The Securities and Exchange Commission (SEC) recommends checking with the company whether the questionnaire actually allows you to customize services or forces to fit you into the tool's predetermined options.
5. What Are the Key Assumptions?
This is one of those times that you must read the user's manual in full detail. Every robo-adviser operates within a set of predetermined investment guidelines and economic assumptions. For example, some may limit their trades to low-cost index funds and others may assume an inflation rate of 3% per year. Depending on the assumptions, your fund can have a very different outcome from the one that you expected. Ask for documentation regarding the investment methodology, set of economic assumptions, and list of trading guidelines. The main objective is to spot potential assumptions or guidelines that you're just not comfortable with at all.
6. What Are My Investment Options?
Just as when you hire a financial adviser or financial planner, check for the pay structure of a potential robo-adviser. Some investment houses may limit your investment options to only those from the same investment house, or worse, may receive kickbacks for purchasing specific financial vehicles. Still, you can have a robo-adviser that only trades with a limited set of securities and meets your unique investment needs. To be able to compare apples to apples, find out what the investment options are of any robo-adviser that you're considering.
7. Can the Robo-Adviser Offer Me More Later?

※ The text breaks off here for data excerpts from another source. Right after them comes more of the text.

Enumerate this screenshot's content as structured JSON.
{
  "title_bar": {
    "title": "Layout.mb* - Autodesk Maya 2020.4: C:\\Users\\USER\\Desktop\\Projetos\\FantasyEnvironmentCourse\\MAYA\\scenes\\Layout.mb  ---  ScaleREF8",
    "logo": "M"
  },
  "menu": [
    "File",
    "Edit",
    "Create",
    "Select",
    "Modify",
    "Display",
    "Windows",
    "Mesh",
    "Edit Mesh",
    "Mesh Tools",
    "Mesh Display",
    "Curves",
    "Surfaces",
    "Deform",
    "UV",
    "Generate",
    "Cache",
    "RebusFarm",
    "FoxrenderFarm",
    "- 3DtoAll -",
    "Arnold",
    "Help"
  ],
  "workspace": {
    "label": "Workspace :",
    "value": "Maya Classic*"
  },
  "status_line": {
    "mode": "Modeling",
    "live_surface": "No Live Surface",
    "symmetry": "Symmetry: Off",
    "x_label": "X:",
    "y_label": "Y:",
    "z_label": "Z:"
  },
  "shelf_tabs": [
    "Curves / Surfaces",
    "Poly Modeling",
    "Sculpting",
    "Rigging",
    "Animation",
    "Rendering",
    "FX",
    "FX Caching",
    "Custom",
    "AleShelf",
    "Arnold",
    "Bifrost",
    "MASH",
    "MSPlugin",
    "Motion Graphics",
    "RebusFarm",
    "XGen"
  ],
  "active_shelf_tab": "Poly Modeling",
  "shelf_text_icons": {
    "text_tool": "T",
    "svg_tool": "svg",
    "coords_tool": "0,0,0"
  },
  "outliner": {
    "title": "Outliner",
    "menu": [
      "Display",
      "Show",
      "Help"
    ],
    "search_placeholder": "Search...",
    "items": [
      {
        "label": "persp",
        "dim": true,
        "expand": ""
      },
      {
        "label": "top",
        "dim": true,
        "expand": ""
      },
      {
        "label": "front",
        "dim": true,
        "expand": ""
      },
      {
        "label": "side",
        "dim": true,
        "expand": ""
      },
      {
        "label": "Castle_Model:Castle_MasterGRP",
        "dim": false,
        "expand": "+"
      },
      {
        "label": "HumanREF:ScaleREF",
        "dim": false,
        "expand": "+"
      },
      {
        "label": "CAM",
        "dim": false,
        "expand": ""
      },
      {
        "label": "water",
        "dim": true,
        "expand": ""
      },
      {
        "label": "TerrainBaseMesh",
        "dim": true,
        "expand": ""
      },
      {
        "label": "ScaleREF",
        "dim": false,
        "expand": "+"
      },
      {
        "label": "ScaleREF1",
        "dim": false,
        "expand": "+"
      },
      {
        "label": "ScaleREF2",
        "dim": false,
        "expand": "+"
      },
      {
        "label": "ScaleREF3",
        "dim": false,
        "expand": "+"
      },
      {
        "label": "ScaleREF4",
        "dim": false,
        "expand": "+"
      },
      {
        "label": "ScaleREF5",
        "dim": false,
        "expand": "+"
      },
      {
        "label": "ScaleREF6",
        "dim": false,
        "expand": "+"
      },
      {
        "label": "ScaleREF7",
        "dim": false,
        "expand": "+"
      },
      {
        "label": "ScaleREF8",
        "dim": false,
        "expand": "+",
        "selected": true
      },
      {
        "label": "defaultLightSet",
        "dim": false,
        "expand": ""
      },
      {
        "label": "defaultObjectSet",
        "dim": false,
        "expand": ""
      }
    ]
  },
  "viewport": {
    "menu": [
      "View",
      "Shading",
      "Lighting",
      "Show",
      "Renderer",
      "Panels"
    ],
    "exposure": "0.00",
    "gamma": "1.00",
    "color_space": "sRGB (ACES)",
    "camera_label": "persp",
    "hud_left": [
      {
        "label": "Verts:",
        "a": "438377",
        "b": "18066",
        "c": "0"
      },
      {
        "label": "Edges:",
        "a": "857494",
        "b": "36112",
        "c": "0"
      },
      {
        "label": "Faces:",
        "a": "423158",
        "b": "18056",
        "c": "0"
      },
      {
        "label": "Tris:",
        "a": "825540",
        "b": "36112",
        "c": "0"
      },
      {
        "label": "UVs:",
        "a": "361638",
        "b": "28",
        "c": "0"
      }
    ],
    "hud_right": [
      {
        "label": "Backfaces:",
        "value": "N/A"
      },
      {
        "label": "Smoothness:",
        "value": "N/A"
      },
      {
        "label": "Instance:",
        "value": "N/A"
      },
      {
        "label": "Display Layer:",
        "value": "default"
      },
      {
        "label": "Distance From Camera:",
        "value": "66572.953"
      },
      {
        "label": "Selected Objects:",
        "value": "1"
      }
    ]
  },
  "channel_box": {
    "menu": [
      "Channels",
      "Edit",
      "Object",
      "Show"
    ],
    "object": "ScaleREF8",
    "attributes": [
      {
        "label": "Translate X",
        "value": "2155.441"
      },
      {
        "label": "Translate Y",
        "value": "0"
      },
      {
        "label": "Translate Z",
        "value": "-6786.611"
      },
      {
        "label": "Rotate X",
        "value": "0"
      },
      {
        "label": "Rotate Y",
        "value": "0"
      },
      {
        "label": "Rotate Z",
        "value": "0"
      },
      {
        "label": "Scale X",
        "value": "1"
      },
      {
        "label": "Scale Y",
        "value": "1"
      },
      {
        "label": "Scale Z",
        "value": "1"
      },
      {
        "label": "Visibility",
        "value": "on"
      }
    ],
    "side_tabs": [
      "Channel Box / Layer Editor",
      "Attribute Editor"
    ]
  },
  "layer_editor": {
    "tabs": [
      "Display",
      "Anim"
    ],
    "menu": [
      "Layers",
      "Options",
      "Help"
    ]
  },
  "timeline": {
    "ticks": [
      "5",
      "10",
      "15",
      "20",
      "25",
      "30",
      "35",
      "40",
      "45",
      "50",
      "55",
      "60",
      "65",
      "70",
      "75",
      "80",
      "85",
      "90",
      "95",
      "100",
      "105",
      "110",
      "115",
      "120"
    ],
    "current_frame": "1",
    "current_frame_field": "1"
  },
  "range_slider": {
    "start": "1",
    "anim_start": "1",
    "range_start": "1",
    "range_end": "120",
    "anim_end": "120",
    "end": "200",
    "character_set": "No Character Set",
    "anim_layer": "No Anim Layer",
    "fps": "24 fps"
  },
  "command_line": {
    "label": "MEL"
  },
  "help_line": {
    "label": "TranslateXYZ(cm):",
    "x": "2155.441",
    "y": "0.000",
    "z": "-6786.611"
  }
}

A robo-adviser can be a useful tool for individuals who are just starting to invest, have a low account balance, or have straightforward financial needs. As your account balance grows and your financial situation changes, you may need more advanced wealth management services, such as taxes, retirement planning, cash flow management, or estate planning that can be beyond the scope of your current robo-adviser. Finding out the service tiers of a robo-adviser is also an important criteria so you determine whether or not your robo-adviser can "grow" with you.
8. How Do I Terminate the Contract?
Understand the details of how to end a contractual relationship with the firm and how long it may take to cash out any investments if you decide to stop using the tool. For a robo-adviser involving retirement accounts, inquire about the applicable terms and conditions, if any, for a rollover to an external retirement account.
9. How Do You Protect My Personal Data?
Last, but not least, remember that you're going to access an online service. Check for the steps that the company takes to protect your personal data and the policies in case of a security breach or phishing attempt. Also, ask whether or not the company shares your information with third parties. If so, ask who those parties are and how you can opt out of having your information made available to those parties.